The images of police pointing rifles and other weapons at crowds and clouds of tear gas were traumatic. But what I most remember were the shell-shocked faces of young children who arrived with their parents to witness the protests and sometimes sit on the front lines as a witness to a history they were in no way old enough to understand.

These children, coupled with the despair of residents who trudged to an emergency center in nearby Dellwood during the unrest, left an unforgettable impression. I was told by counselors there that residents weren't just going through the very real trauma of Ferguson, they were reliving past traumatic experiences common with poverty: violence, abuse, emotional abandonment, food insecurity, isolating segregation and a general feeling of hopelessness.
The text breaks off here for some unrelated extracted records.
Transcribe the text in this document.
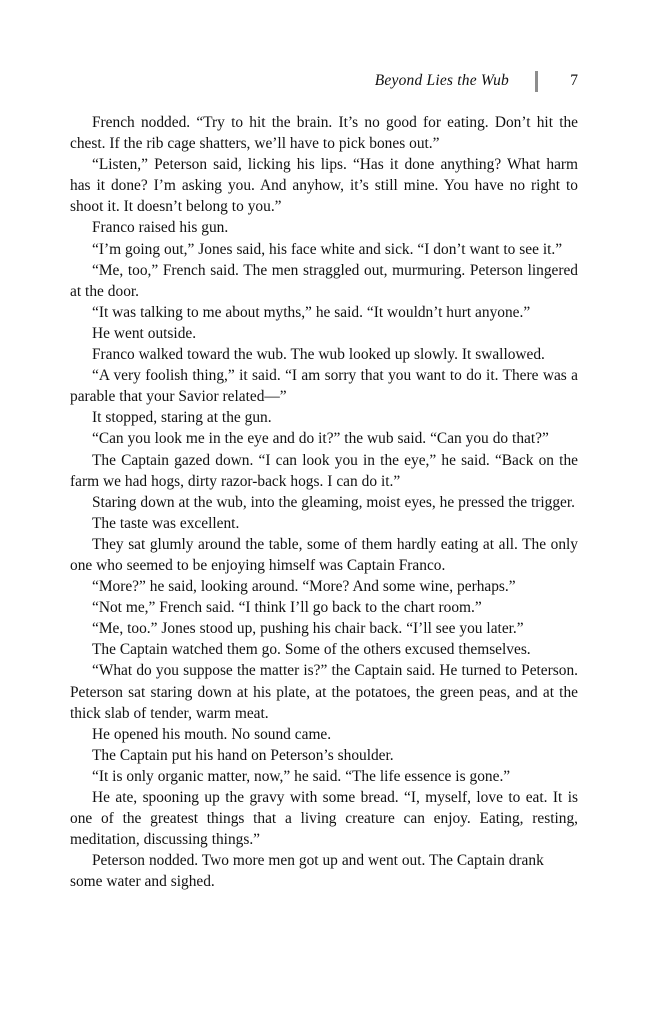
Beyond Lies the Wub	7

French nodded. “Try to hit the brain. It’s no good for eating. Don’t hit the chest. If the rib cage shatters, we’ll have to pick bones out.”

“Listen,” Peterson said, licking his lips. “Has it done anything? What harm has it done? I’m asking you. And anyhow, it’s still mine. You have no right to shoot it. It doesn’t belong to you.”

Franco raised his gun.

“I’m going out,” Jones said, his face white and sick. “I don’t want to see it.”

“Me, too,” French said. The men straggled out, murmuring. Peterson lingered at the door.

“It was talking to me about myths,” he said. “It wouldn’t hurt anyone.”

He went outside.

Franco walked toward the wub. The wub looked up slowly. It swallowed.

“A very foolish thing,” it said. “I am sorry that you want to do it. There was a parable that your Savior related—”

It stopped, staring at the gun.

“Can you look me in the eye and do it?” the wub said. “Can you do that?”

The Captain gazed down. “I can look you in the eye,” he said. “Back on the farm we had hogs, dirty razor-back hogs. I can do it.”

Staring down at the wub, into the gleaming, moist eyes, he pressed the trigger.

The taste was excellent.

They sat glumly around the table, some of them hardly eating at all. The only one who seemed to be enjoying himself was Captain Franco.

“More?” he said, looking around. “More? And some wine, perhaps.”

“Not me,” French said. “I think I’ll go back to the chart room.”

“Me, too.” Jones stood up, pushing his chair back. “I’ll see you later.”

The Captain watched them go. Some of the others excused themselves.

“What do you suppose the matter is?” the Captain said. He turned to Peterson. Peterson sat staring down at his plate, at the potatoes, the green peas, and at the thick slab of tender, warm meat.

He opened his mouth. No sound came.

The Captain put his hand on Peterson’s shoulder.

“It is only organic matter, now,” he said. “The life essence is gone.”

He ate, spooning up the gravy with some bread. “I, myself, love to eat. It is one of the greatest things that a living creature can enjoy. Eating, resting, meditation, discussing things.”

Peterson nodded. Two more men got up and went out. The Captain drank some water and sighed.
Though there were many blatant factors that led to the rioting and angry protests after Brown's body lay in the street for several hours, it was clear to me that past trauma and existing toxic stress also underlie what erupted in Ferguson.

That stress continues today. Every day, as I drive to my office, I pass by homes not only with yard signs stating “Black Lives Matter and “I heart Ferguson” but dozens with the plea, “We must stop killing each other,” a nod to the constant human stresses, trauma and, ultimately, shortened life expectancy in these communities.

Indeed, a recent planning map released by St. Louis County pegged the average male life expectancy of Kinloch, a historic, segregated African-American community in north St. Louis County at 56. Meanwhile, in Wildwood, a mostly white and wealthy community about 30 miles to the southwest, it’s 91.

The St. Louis Post-Dispatch has done an excellent job focusing on many stresses in and around Ferguson that led to the unrest in Ferguson: unfair policing; municipal ticketing and local courts repeatedly prosecuting citizens who couldn't pay up front to fill town coffers; poor and underperforming schools; and racial discrepancies in policing.

For my National Health Journalism Fellowship project, I plan to write stories on the other toxic stresses and environmental irritants that plague those neighborhoods from the perspective of the people who live and work there. These stories will be tied to current research on the health and behavioral impact of toxic stress and adverse childhood experiences, in addition to programs that seem to be working in St. Louis. They likely will be accompanied by some sort of interactive components for readers to gauge their own stress and past adverse childhood experiences, as well as a graphics primer on the biological and behavioral outcomes of toxic stress.

Though this may not happen, I am also exploring some sort of alternative comments system for the stories that would enable readers to write stress-reducing notes of support to the subjects of the stories.

Topics to explore include: predatory lending in the region; the struggle for child care providers to deliver critical nurturing for poor children; the presence of guns and shootings in neighborhoods and its enduring trauma; maternal depression; the simmering anxiety among residents of Ferguson and nearby communities about the future; roadblocks to exercise and wellness; and the enduring trauma of Ferguson as told by several children and residents in and around the Canfield Green apartment complex, the epicenter of Brown's shooting, protests and later looting.